Kerala Technology
A seismic event in the cyber world

This image was generated by Dall.E 2 with prompt words generated by ChatGpt.

A seismic event in the cyber world

Hari Kumar By Hari Kumar, on December 19, 2022
Hari Kumar By Hari Kumar, on December 19, 2022

Every once in a while, something happens that yanks you away from whatever you were doing and leaves you pondering about the future. Nope, we are not talking about the arrival of our first newsletter.

The release of ChatGPT, the bot from Elon Musk-founded OpenAI, was the event we were referring to, and some techies were describing it as the cyber equivalent of the first atomic test.

OpenAI has been at the forefront of driving AI chatter on the social media into realms which a few months back would have sounded like science fiction. But ever since they unveiled GPT-3, it has been a mad rush between the big guys – Google, Microsoft, Amazon et al – to get ahead in the race. And every few weeks there had been some jolts – like the arrival of DallE2, Stable Diffusion, Github Copilot and likes – to make us sit up and gape in wonder at what was appearing on our screens.

The latest in this line is ChatGPT. (Sign up with OpenAI if you haven't.
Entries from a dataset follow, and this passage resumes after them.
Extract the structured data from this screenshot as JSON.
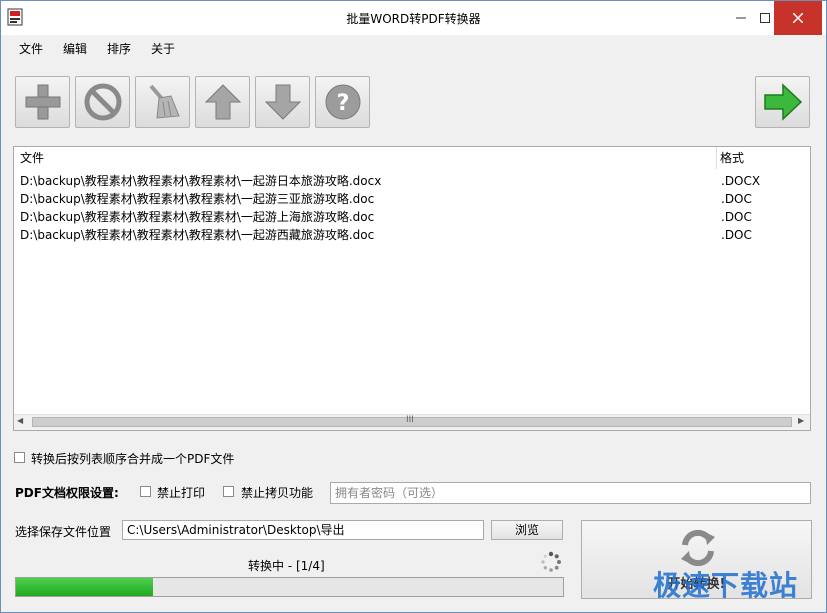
{
  "window": {
    "title": "批量WORD转PDF转换器"
  },
  "menu": [
    "文件",
    "编辑",
    "排序",
    "关于"
  ],
  "toolbar": {
    "buttons": [
      "add-icon",
      "remove-icon",
      "clear-icon",
      "move-up-icon",
      "move-down-icon",
      "help-icon"
    ],
    "start": "start-arrow-icon"
  },
  "file_list": {
    "columns": [
      "文件",
      "格式"
    ],
    "rows": [
      {
        "path": "D:\\backup\\教程素材\\教程素材\\教程素材\\一起游日本旅游攻略.docx",
        "format": ".DOCX"
      },
      {
        "path": "D:\\backup\\教程素材\\教程素材\\教程素材\\一起游三亚旅游攻略.doc",
        "format": ".DOC"
      },
      {
        "path": "D:\\backup\\教程素材\\教程素材\\教程素材\\一起游上海旅游攻略.doc",
        "format": ".DOC"
      },
      {
        "path": "D:\\backup\\教程素材\\教程素材\\教程素材\\一起游西藏旅游攻略.doc",
        "format": ".DOC"
      }
    ],
    "scroll_grip": "III"
  },
  "merge": {
    "label": "转换后按列表顺序合并成一个PDF文件"
  },
  "permissions": {
    "title": "PDF文档权限设置:",
    "no_print": "禁止打印",
    "no_copy": "禁止拷贝功能",
    "owner_password_placeholder": "拥有者密码（可选）"
  },
  "save": {
    "label": "选择保存文件位置",
    "path": "C:\\Users\\Administrator\\Desktop\\导出",
    "browse": "浏览"
  },
  "status": {
    "text": "转换中 - [1/4]",
    "progress_fraction": 0.25
  },
  "action": {
    "start_label": "开始转换!"
  },
  "watermark": "极速下载站",
  "colors": {
    "progress": "#2db52d",
    "close": "#c7322a",
    "arrow": "#2f9e2f"
  }
}
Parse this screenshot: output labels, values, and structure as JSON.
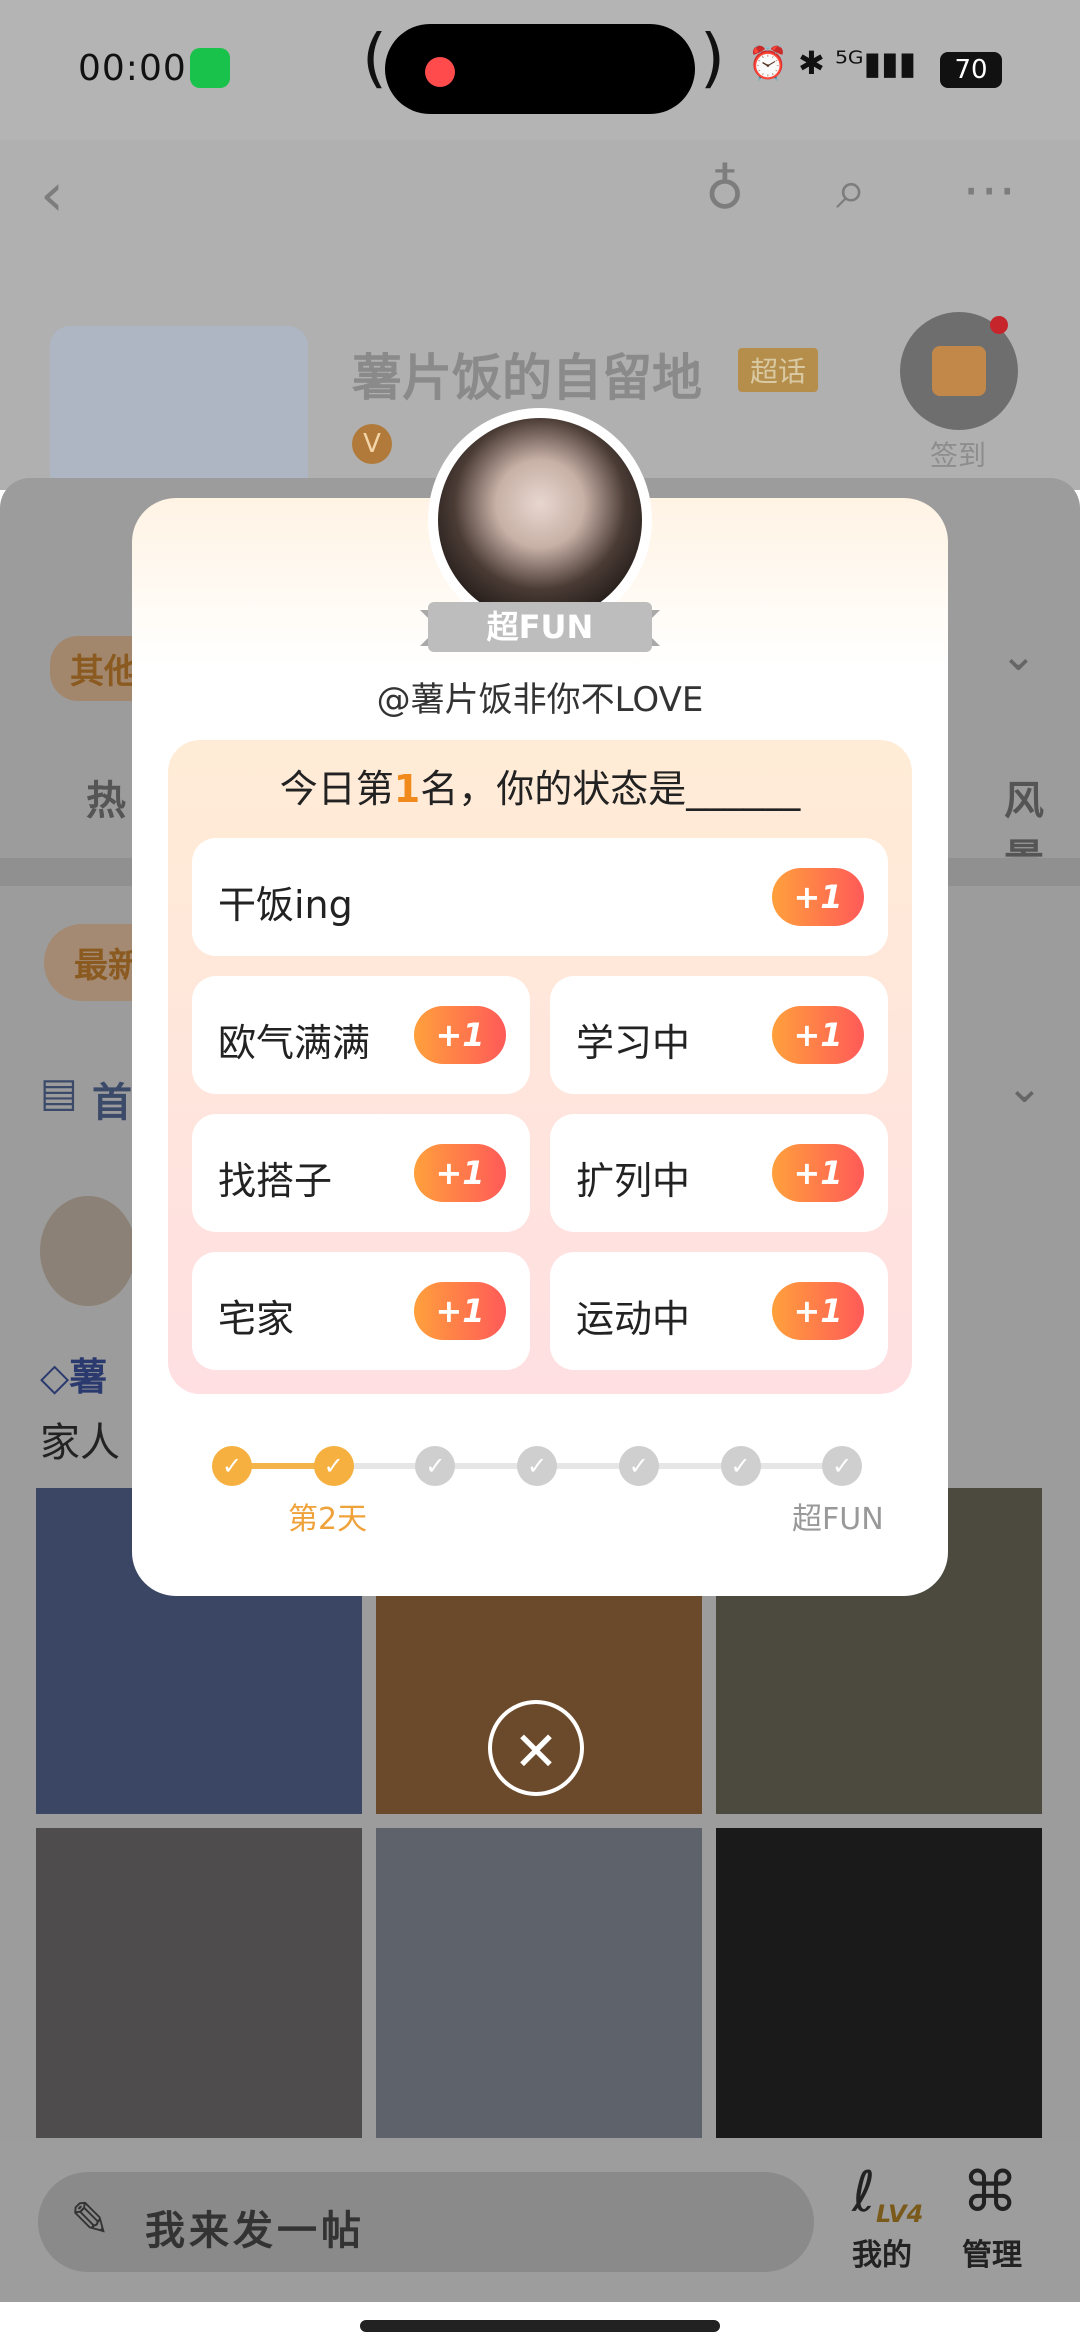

Over a million did in less than a week.)

The social media has been going crazy with all kinds of chats generated by this bot and the amazement expressed by even hard-nosed experts tells you it is no ordinary bot.

The examples of how the bot generated entire computer programs responding to users’ chat take it to another level while the fiction, poetry and scientific papers it churned out show the immense potential of it – and also its pitfalls. The bot does make up things and can even put some links to make it look like authentic information.

The possibility of it upending some established ways of the IT sector, like code and text generation, is a storm in a distant world for those outside of that environment. You know, like the chatter about how robotics and AI are going to change everything. All that sounds futuristic and distant.

But this ChatGPT model could trigger changes the very way you and I surf the internet. Instead of googling for information, which will get you a few links, an AI-powered chat bot can give you a concise answer to your question. Just like a useful assistant. Okay, you need to verify the information but it will save you time of clicking on different links, spare you of the ads that jump at you when you open a link and get you the information straight away.

That could be truly a disruptive change if Google's status as a search engine is dented. Now we have to wait and see how Google and other big guys respond to this.

“This is a corporate AI arms race,” said Brijesh Madhavan, who founded CurveLogics, a Trivandrum-based firm specialising in AI solutions. He says releasing a conversational search engine has been the dream of all these tech giants. “Amazon had tried to leapfrog with its Alexa, but that didn't go too far," reminds Brijesh. Amazon had recently started scaling down its Alexa division after spending billions of dollars on it.

A major problem these AI-aided program builders now face is the lack of validated data. The voracious appetite of these programs means most of what is available on print and digital forms has been used up. So experts say soon they will run out of good data.

This will hit home here in Kerala as verifiable data in digitalised form is scarce compared to other places. The government has initiated digitalisation in various sectors like land revenue, but there is a long way to go. In many cases, it is the quantitative aspect that officials focus on and not the quality.

Some individuals and private groups had done exemplary work in digitising data available in the state, but they don’t have the deep pockets to do it in a comprehensive manner. One such project to build a digital archive of Malayalam books and documents almost ground to a halt as neither government or the private sector were willing to spare what would be lose change for some these big-budgeted firms.

Achuthsankar. S. Nair, a professor of computer science with the University of Kerala and a person who has been working in AI in the academic sector for last three decades, says data needed for AI-driven programs will be based on its scope and the quantum of its availability is critical. “For many practical applications there is lack of validated data accessible to researchers and developers and this could hamper development of AI projects in the state,” he says.

Right now, many people in high places see efforts to digitise data as a waste of time and money. New AI-driven programs have shown that data is a real gold mine. Kerala needs to move on quickly and there should be a proactive partnership between the government, public and the private sector, big and small.

Reams have been written about bias in AI programs as most of them train on what is available on the internet and that is overwhelmingly Western oriented and more specifically white and male. Before you dismiss it as another one of those debates happening far away, just do this: scan through the websites of the IT firms based in the Technopark and see the images they have used. Why do most have illustration of young, white people huddling together and not images of local people instead? Simple answer: most of the images are obviously taken from online image providers and we don’t have platforms here providing such images.

And therein lies a snapshot of our data deficiency.